Song Qilong, Li Xiaohu, Song Biao, Zhang Tingting, Hu Xiankuo, Li Ao, Ma Dongchun, Min Xuhong, Yu Yongqiang
Department of Radiology, the First Affiliated Hospital of Anhui Medical University, Hefei, China.
Clinical Chest College of Anhui Medical University, Hefei, China.
Transl Lung Cancer Res. 2025 Jul 31;14(7):2670-2687. doi: 10.21037/tlcr-2025-237. Epub 2025 Jul 28.
Non-invasive determination of epidermal growth factor receptor (EGFR) mutation status is essential for selecting lung adenocarcinoma patients suitable for EGFR-tyrosine kinase inhibitors (EGFR-TKIs). This study aimed to develop and validate an online ensemble machine learning (EML) model that combines multiple machine learning (ML) models to predict the EGFR mutation status in lung adenocarcinoma.
A total of 823 lung adenocarcinoma patients with known EGFR mutation status from three medical centers were divided into a training cohort (n=556) and a validation cohort (n=267) (ChiCTR2400083082 in the WHO International Clinical Trials Registry). Five ML models incorporating clinical and radiological characteristics-random forest (RF), logistic regression (LR), support vector machine (SVM), light gradient boosting machine (LightGBM), and extreme gradient boosting (XGBoost)-along with a CT-based deep learning (DL) model were constructed to predict EGFR mutation status. Subsequently, an EML model was created by combining these models. Model performance was assessed using the area under the receiver operating characteristic curve (AUC), and the SHapley Additive exPlanation (SHAP) method was used to explain the EML model.

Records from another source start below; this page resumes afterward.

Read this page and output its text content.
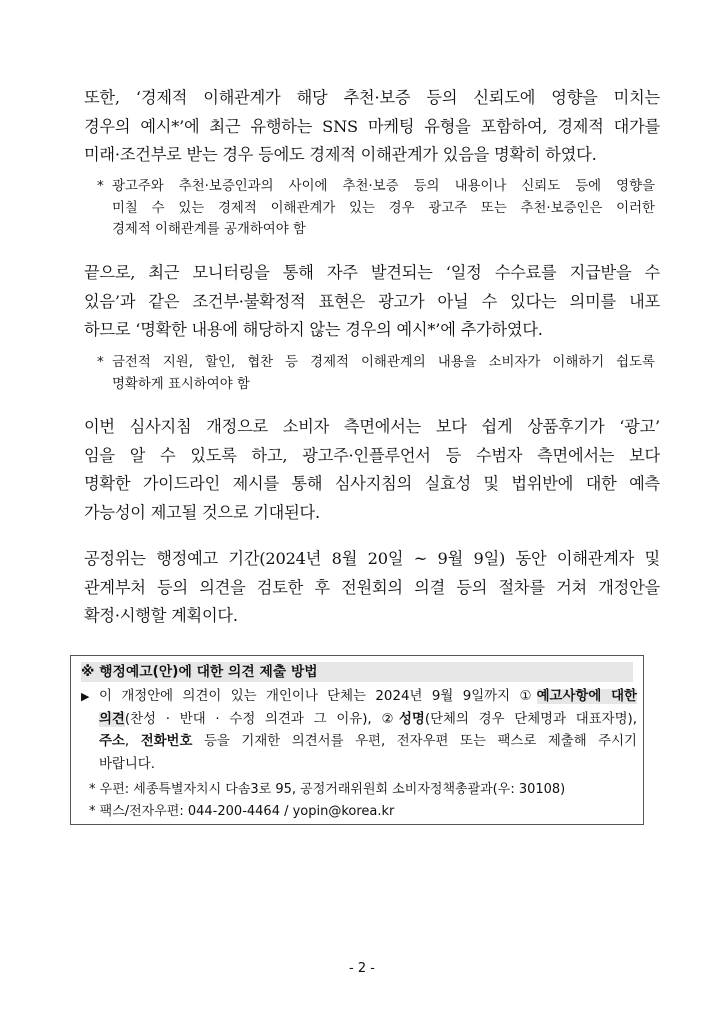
또한, ‘경제적 이해관계가 해당 추천·보증 등의 신뢰도에 영향을 미치는
경우의 예시*’에 최근 유행하는 SNS 마케팅 유형을 포함하여, 경제적 대가를
미래·조건부로 받는 경우 등에도 경제적 이해관계가 있음을 명확히 하였다.

* 광고주와 추천·보증인과의 사이에 추천·보증 등의 내용이나 신뢰도 등에 영향을
미칠 수 있는 경제적 이해관계가 있는 경우 광고주 또는 추천·보증인은 이러한
경제적 이해관계를 공개하여야 함

끝으로, 최근 모니터링을 통해 자주 발견되는 ‘일정 수수료를 지급받을 수
있음’과 같은 조건부·불확정적 표현은 광고가 아닐 수 있다는 의미를 내포
하므로 ‘명확한 내용에 해당하지 않는 경우의 예시*’에 추가하였다.

* 금전적 지원, 할인, 협찬 등 경제적 이해관계의 내용을 소비자가 이해하기 쉽도록
명확하게 표시하여야 함

이번 심사지침 개정으로 소비자 측면에서는 보다 쉽게 상품후기가 ‘광고’
임을 알 수 있도록 하고, 광고주·인플루언서 등 수범자 측면에서는 보다
명확한 가이드라인 제시를 통해 심사지침의 실효성 및 법위반에 대한 예측
가능성이 제고될 것으로 기대된다.

공정위는 행정예고 기간(2024년 8월 20일 ~ 9월 9일) 동안 이해관계자 및
관계부처 등의 의견을 검토한 후 전원회의 의결 등의 절차를 거쳐 개정안을
확정·시행할 계획이다.

※ 행정예고(안)에 대한 의견 제출 방법
▶ 이 개정안에 의견이 있는 개인이나 단체는 2024년 9월 9일까지 ①예고사항에 대한
의견(찬성 · 반대 · 수정 의견과 그 이유), ②성명(단체의 경우 단체명과 대표자명),
주소, 전화번호 등을 기재한 의견서를 우편, 전자우편 또는 팩스로 제출해 주시기
바랍니다.
* 우편: 세종특별자치시 다솜3로 95, 공정거래위원회 소비자정책총괄과(우: 30108)
* 팩스/전자우편: 044-200-4464 / yopin@korea.kr
- 2 -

In the training cohort, the AUCs for the RF, LR, SVM, LightGBM, XGBoost, DL, and EML were 0.851, 0.790, 0.810, 0.835, 0.853, 0.884, and 0.928, respectively. In the validation cohort, the AUCs for the RF, LR, SVM, LightGBM, XGBoost, DL, and EML were 0.753, 0.744, 0.732, 0.749, 0.751, 0.754, and 0.813, respectively. The Delong test indicated that the AUC of the EML model showed outstanding performance compared to the single models in both the training and validation cohorts. Decision curve analysis indicated that the EML model provided a clinically useful net benefit, and calibration curves showed good agreement. SHAP analysis identified predictive characteristics ranked by their contribution to the EML model: DL score, long-axis diameter, smoking history, pleural retraction, texture, vascular convergence, sex, air bronchogram, and bubblelike lucency. These characteristics were further used to develop an online web tool.
The EML model could serve as a non-invasive and accurate method for predicting EGFR mutation status in lung adenocarcinoma.
非侵入性确定表皮生长因子受体(EGFR)突变状态对于选择适合EGFR酪氨酸激酶抑制剂(EGFR-TKIs)的肺腺癌患者至关重要。本研究旨在开发并验证一种在线集成机器学习(EML)模型,该模型结合多个机器学习(ML)模型来预测肺腺癌中的EGFR突变状态。
来自三个医疗中心的823例已知EGFR突变状态的肺腺癌患者被分为训练队列(n=556)和验证队列(n=267)(WHO国际临床试验注册中心编号为ChiCTR2400083082)。构建了五个纳入临床和放射学特征的ML模型——随机森林(RF)、逻辑回归(LR)、支持向量机(SVM)、轻量级梯度提升机(LightGBM)和极端梯度提升(XGBoost)——以及一个基于CT的深度学习(DL)模型来预测EGFR突变状态。随后,通过组合这些模型创建了一个EML模型。使用受试者操作特征曲线下面积(AUC)评估模型性能,并使用SHapley值加法解释(SHAP)方法来解释EML模型。
在训练队列中,RF、LR、SVM、LightGBM、XGBoost、DL和EML的AUC分别为0.851、0.790、0.810、0.835、0.853、0.884和0.928。在验证队列中,RF、LR、SVM、LightGBM、XGBoost、DL和EML的AUC分别为0.753、0.744、0.732、0.749、0.751、0.754和0.813。Delong检验表明,在训练队列和验证队列中,EML模型的AUC与单个模型相比均表现出色。决策曲线分析表明,EML模型提供了具有临床实用价值的净效益,校准曲线显示出良好的一致性。SHAP分析确定了按对EML模型的贡献排名的预测特征:DL评分、长轴直径、吸烟史、胸膜凹陷、纹理、血管汇聚、性别、空气支气管征和泡状透亮区。这些特征被进一步用于开发一个在线网络工具。
EML模型可作为一种非侵入性且准确的方法来预测肺腺癌中的EGFR突变状态。